Obviously most of the above goals apply to many tests, not just yours. So we’ve developed a set of reusable test infrastructure, libraries and best practices to help you to do the right thing, or at least do the same thing as other tests, so that if that turns out to be the wrong thing, it can be fixed in one place, not hundreds, to be the right thing.

Here are a few pointers:

  • E2e Framework: Familiarise yourself with this test framework and how to use it. Amongst others, it automatically creates uniquely named namespaces within which your tests can run to avoid name clashes, and reliably automates cleaning up the mess after your test has completed (it just deletes everything in the namespace). This helps to ensure that tests do not leak resources. Note that deleting a namespace (and by implication everything in it) is currently an expensive operation. So the fewer resources you create, the less cleaning up the framework needs to do, and the faster your test (and other tests running concurrently with yours) will complete. Your tests should always use this framework. Trying other home-grown approaches to avoiding name clashes and resource leaks has proven to be a very bad idea.
  • E2e utils library: This handy library provides tons of reusable code for a host of commonly needed test functionality, including waiting for resources to enter specified states, safely and consistently retrying failed operations, usefully reporting errors, and much more.

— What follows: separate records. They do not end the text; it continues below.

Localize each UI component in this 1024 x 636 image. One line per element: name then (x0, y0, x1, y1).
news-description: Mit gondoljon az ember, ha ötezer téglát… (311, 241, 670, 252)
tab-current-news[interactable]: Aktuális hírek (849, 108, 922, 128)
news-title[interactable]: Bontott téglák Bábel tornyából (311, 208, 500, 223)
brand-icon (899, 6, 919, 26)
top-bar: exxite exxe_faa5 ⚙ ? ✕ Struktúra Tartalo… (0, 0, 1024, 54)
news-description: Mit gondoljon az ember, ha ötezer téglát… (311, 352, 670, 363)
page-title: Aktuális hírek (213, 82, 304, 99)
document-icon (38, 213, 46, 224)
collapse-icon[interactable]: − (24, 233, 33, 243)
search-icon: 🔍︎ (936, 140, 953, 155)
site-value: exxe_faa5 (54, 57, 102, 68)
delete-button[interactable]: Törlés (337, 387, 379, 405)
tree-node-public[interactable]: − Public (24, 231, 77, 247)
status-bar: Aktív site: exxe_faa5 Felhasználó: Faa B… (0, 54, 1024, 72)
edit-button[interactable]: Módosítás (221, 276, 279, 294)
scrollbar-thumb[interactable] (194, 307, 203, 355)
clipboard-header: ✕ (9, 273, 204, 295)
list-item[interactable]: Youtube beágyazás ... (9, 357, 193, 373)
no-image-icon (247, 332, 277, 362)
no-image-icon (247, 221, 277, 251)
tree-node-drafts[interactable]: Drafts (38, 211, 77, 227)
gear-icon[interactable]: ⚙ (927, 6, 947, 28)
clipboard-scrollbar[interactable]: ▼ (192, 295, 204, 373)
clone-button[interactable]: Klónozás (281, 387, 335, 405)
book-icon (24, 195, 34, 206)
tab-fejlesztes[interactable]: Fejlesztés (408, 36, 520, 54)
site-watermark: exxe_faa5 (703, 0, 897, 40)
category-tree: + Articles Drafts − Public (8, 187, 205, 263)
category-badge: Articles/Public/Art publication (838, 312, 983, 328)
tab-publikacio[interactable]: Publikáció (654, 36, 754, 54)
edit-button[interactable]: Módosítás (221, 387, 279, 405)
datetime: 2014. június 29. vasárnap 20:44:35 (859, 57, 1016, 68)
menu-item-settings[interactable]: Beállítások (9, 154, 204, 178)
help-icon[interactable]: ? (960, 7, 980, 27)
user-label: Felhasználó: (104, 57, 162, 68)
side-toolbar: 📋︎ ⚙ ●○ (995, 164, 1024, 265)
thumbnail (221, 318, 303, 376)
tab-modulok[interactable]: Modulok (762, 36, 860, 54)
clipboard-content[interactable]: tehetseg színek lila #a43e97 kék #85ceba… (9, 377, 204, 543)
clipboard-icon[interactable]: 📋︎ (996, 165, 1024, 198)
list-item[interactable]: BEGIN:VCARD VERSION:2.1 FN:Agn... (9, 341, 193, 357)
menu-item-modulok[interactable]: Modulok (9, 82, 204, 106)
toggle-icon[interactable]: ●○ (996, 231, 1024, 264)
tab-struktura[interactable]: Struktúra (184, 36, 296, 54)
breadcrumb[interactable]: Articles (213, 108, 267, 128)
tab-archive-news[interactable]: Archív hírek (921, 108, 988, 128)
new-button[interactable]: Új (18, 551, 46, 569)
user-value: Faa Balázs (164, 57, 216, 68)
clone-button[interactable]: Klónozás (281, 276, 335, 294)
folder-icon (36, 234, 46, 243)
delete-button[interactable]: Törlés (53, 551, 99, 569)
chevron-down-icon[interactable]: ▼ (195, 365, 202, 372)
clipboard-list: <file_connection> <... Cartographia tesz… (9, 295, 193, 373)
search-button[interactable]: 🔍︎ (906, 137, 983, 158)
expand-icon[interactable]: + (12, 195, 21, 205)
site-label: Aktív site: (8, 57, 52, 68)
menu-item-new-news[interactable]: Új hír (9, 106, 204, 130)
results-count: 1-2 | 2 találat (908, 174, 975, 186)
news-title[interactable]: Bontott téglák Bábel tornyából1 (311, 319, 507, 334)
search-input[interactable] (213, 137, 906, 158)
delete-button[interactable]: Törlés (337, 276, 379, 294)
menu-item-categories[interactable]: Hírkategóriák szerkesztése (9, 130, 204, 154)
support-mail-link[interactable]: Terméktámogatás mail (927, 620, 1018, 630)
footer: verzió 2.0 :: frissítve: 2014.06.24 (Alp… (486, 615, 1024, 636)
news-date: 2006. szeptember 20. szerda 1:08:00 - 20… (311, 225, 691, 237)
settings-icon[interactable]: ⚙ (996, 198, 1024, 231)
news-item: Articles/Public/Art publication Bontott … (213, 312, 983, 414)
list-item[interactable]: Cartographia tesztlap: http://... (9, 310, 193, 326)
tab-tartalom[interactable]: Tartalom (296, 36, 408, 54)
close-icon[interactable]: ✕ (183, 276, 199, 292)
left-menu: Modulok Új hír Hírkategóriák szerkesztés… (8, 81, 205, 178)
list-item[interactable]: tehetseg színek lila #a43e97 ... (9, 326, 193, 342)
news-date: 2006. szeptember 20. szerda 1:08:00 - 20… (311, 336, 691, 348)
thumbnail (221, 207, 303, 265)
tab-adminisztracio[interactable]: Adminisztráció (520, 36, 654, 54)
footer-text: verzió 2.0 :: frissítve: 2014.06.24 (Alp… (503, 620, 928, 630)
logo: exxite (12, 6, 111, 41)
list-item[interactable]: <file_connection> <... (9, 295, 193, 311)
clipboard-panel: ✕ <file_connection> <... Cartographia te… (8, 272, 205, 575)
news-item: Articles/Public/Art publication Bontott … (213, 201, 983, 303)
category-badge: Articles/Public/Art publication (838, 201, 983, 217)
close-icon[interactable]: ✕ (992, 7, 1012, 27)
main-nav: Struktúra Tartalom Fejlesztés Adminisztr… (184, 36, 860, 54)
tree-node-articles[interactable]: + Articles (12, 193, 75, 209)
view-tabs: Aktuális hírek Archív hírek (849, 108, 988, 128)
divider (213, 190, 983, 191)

Make sure that you’re familiar with what’s available there, and use it. Likewise, if you come across a generally useful mechanism that’s not yet implemented there, add it so that others can benefit from your brilliance. In particular pay attention to the variety of timeout and retry related constants at the top of that file. Always try to reuse these constants rather than try to dream up your own values. Even if the values there are not precisely what you would like to use (timeout periods, retry counts etc), the benefit of having them be consistent and centrally configurable across our entire test suite typically outweighs your personal preferences.
  • Follow the examples of stable, well-written tests: Some of our existing end-to-end tests are better written and more reliable than others. A few examples of well-written tests include: Replication Controllers, Services, Reboot.
  • Ginkgo Test Framework: This is the test library and runner upon which our e2e tests are built. Before you write or refactor a test, read the docs and make sure that you understand how it works. In particular be aware that every test is uniquely identified and described (e.g. in test reports) by the concatenation of its Describe clause and nested It clauses. So for example Describe("Pods",...).... It(""should be scheduled with cpu and memory limits") produces a sane test identifier and descriptor Pods should be scheduled with cpu and memory limits, which makes it clear what’s being tested, and hence what’s not working if it fails. Other good examples include:
   CAdvisor should be healthy on every node

and

   Daemon set should run and stop complex daemon

On the contrary (these are real examples), the following are less good test descriptors:

   KubeProxy should test kube-proxy

and

Nodes [Disruptive] Network when a node becomes unreachable
[replication controller] recreates pods scheduled on the
unreachable node AND allows scheduling of pods on a node after
it rejoins the cluster

An improvement might be

Unreachable nodes are evacuated and then repopulated upon rejoining [Disruptive]

Note that opening issues for specific better tooling is welcome, and code implementing that tooling is even more welcome :-).